It’s been more than 40 years since Martin Luther King was assassinated, which seems like a long time without much cinematic
interest in his life. If you’ve been waiting, however, the new movie “Selma” has made it worth it. As the title suggests, it isn’t so much a biopic as it is a narrower examination of the man through his handling of a singular struggle, that being the securing of voting rights for African Americans in the South in the mid 1960’s. Selma, Alabama was the head-end of a march to the state’s capital, Montgomery , in pursuit of that goal, and where TV cameras were rolling on some of the worst anti-Civil Rights violence of the era. The outrage generated led directly to the passage of the Voting Rights Acts, weeks later.
Called upon to capture the person of King here is David Oyellowo , who without looking much like King, captures his essence, and especially his oratory. After some stage-setting, Oprah Winfrey’s character, Annie Lee Cooper, opens the movie, as she is prevented from registering to vote by a racist clerk with a literacy test, in as succinct a set-up scene as any movie, ever.
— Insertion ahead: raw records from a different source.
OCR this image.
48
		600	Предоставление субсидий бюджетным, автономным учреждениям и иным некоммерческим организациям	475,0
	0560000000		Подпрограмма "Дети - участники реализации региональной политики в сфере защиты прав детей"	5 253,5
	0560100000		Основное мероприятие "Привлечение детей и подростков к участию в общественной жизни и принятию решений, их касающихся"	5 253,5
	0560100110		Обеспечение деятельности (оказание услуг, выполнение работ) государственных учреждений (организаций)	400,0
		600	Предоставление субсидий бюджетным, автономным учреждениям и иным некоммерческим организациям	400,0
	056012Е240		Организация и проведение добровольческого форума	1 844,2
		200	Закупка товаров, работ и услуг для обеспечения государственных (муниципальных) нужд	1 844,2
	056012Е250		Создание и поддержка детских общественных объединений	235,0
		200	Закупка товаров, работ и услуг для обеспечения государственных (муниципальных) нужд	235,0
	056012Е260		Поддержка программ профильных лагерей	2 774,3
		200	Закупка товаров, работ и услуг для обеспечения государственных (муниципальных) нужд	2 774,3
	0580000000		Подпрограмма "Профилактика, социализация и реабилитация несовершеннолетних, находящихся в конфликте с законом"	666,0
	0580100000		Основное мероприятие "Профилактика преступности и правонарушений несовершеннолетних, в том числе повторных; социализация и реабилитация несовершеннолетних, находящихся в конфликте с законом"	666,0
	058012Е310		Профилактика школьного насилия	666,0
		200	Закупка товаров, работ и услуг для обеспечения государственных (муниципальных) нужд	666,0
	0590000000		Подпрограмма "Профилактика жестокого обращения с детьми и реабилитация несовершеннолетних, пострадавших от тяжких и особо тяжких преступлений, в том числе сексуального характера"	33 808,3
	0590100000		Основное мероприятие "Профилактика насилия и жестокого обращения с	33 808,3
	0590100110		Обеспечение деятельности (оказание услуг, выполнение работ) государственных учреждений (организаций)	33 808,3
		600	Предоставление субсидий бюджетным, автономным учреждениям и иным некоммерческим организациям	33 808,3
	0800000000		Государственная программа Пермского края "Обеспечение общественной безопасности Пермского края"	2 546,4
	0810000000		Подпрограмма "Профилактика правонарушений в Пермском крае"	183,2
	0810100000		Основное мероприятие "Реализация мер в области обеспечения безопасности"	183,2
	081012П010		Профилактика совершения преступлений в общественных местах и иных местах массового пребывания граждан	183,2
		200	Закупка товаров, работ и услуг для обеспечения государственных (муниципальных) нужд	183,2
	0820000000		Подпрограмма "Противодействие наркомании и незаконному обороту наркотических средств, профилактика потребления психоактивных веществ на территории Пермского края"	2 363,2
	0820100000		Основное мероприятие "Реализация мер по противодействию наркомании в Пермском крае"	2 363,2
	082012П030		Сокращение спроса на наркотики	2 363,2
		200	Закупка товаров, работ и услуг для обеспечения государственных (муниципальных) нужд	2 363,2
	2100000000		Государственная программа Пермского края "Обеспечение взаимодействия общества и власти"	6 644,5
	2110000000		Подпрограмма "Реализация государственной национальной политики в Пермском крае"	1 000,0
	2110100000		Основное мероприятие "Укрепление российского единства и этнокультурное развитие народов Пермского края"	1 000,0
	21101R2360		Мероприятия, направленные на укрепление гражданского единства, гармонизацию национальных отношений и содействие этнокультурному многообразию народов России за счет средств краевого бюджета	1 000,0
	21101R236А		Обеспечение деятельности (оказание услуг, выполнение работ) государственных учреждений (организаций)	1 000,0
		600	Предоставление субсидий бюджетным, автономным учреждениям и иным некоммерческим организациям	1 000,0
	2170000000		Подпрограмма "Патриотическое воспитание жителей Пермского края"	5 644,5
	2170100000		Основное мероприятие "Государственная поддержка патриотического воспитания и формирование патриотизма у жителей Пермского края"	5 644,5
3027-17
One of the things that enhances “Selma” is the interleaving of the behind-the-scenes politicking, much like in 2012’s “Lincoln, “ that we know now was integral to the eventual outcome. Tom Wilkenson plays President Johnson in these machinations , and whether his calculating nature is over- or under-played here is a matter for historians to debate; dramatically speaking, his torment is palpable. Whether you lived thru the era, and can use some triumphalist nostalgia, or are younger and want know more about this time, “Selma” is for you. Sadly, its relevance is enhanced by current efforts to roll back some of what was accomplished.